One of the most challenging aspects of my career has been effective communication. A common stereotype associated with individuals like myself is a lack of social skills. There were instances when I conveyed something, but the tone in which it was received wasn’t the one I intended. This misinterpretation often led to misunderstandings, with people thinking I had said something offensive. These moments were misreadings of my intention rather than an actual lack of empathy on my part.
One particular challenge I faced was ensuring that my tone in written communications accurately reflected my intentions. I wanted my messages to be direct but also empathetic. To improve this, I sought guidance from mentors known for their excellent communication skills. They provided invaluable feedback, teaching me techniques like writing a message, stepping away for a few minutes, and then revisiting it to ensure clarity and empathy. This approach helped immensely.
Additionally, I made use of tools like Grammarly’s premium package to refine my writing. It helped in identifying words that might come across as aggressive or unintentionally rude. Moreover, it rectified some of my persistent grammatical errors, like often omitting words because I believed I had already typed them.
Beyond tools, I invested in my communication skills by reading books on the subject. One influential read was on nonviolent communication. Although my messages were never aggressive, the principles of this methodology helped me frame my communication more effectively, ensuring that my tone was always clear and friendly.
In summary, my journey has been about learning to articulate my thoughts clearly while also being empathetic and considerate of the reader’s perspective. This understanding has been instrumental in both my personal and professional growth.
Can you describe a challenging situation involving a team or group of people that you helped resolve?

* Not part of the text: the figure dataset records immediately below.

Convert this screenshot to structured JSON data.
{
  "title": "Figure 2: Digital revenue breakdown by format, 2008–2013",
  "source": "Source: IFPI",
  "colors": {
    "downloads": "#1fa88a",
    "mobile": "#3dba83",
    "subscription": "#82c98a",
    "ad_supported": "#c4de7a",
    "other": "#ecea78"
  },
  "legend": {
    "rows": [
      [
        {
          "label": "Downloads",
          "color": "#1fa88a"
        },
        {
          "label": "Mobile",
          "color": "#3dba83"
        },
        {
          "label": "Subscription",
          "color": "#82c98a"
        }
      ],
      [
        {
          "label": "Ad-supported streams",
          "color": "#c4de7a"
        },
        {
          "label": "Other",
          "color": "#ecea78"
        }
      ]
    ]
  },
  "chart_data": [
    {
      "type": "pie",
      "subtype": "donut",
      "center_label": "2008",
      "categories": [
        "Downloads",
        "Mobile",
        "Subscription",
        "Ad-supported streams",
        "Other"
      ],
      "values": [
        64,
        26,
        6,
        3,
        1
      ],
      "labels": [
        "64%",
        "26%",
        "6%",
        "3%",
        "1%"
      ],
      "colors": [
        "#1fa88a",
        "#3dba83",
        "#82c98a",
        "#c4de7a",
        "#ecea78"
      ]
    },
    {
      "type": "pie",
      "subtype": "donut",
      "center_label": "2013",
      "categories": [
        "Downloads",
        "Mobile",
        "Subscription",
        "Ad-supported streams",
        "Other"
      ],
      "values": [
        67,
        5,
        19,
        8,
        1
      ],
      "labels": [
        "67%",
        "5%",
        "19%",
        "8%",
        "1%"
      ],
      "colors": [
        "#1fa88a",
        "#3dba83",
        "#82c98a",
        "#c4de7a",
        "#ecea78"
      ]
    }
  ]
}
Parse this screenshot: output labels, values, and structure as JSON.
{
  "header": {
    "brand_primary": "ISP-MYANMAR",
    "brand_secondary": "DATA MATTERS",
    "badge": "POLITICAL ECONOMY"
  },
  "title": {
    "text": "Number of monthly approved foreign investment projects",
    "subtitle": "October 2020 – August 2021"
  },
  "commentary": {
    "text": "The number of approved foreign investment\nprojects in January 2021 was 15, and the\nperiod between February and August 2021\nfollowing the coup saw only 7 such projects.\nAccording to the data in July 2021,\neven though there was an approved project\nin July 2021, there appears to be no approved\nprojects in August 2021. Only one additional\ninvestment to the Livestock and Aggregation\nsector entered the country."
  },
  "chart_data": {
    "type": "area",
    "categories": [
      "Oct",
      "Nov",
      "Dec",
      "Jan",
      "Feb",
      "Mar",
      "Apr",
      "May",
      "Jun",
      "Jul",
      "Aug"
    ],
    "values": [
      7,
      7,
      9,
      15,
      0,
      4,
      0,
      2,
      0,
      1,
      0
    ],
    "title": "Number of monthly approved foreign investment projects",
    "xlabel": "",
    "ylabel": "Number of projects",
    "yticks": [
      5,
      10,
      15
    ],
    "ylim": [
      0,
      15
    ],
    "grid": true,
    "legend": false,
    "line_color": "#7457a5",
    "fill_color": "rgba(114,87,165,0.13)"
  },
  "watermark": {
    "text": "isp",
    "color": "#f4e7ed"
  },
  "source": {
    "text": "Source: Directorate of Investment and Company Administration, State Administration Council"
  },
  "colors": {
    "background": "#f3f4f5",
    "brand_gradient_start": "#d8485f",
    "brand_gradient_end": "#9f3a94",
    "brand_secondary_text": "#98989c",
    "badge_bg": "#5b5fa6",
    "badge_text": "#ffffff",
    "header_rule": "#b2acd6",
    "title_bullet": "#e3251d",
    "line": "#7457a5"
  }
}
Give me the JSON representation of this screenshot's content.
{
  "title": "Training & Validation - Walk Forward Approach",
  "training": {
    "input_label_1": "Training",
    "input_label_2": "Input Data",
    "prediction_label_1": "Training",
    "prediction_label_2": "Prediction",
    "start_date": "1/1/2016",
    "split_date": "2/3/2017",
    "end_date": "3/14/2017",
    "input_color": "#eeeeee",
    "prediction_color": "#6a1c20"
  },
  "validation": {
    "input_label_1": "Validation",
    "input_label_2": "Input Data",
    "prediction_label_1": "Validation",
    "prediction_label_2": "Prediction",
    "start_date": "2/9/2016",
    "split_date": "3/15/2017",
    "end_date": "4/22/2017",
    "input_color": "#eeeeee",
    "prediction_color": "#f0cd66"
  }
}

Certainly! One of the most challenging situations I faced was when my team was tasked with phasing out a product that many in the company had come to rely upon, even though it was problematic. The product had grown organically over time and was riddled with issues, such as a thousand-line YAML configuration file that made it very challenging to use. Although it was problematic, many users, both internal and external, were hesitant to let go because it was the only solution available at the time.
Our primary goal was to transition users to a newer, more effective product. The first step was to establish trust. We initiated dialogues with our customers, typically involving our design, product, and engineering teams, in what were essentially trust-building sessions. These weren’t just user interviews; they were genuine conversations to assure users that we were invested in their needs and were actively working on a more robust solution.
Interestingly, the trust-building process wasn’t just external. Internally, there had been a longstanding tension between the support side of our organization and R&D. The support team had attempted in the past to get R&D’s assistance on the older product but felt neglected. There was a lot of historical baggage to address.
Once we built those relationships and trust, we outlined our plan: sunsetting the old product while ensuring a smooth transition to the new one. We set clear boundaries – we wouldn’t support the older product unless there was a top-priority issue that directly hindered someone’s work. To ensure our new product met user needs, we incorporated feedback from both an external customer and an internal user into our MVP development process. This approach not only made the product better but also further ingrained the trust we had been building.
The result? After a period of persistent trust-building, collaboration, and clear communication, we successfully transitioned users to the new product. Today, the product is not only stable and efficient, but the support issues have also significantly decreased. This journey underscored the importance of trust, understanding, and consistent communication in overcoming organizational challenges.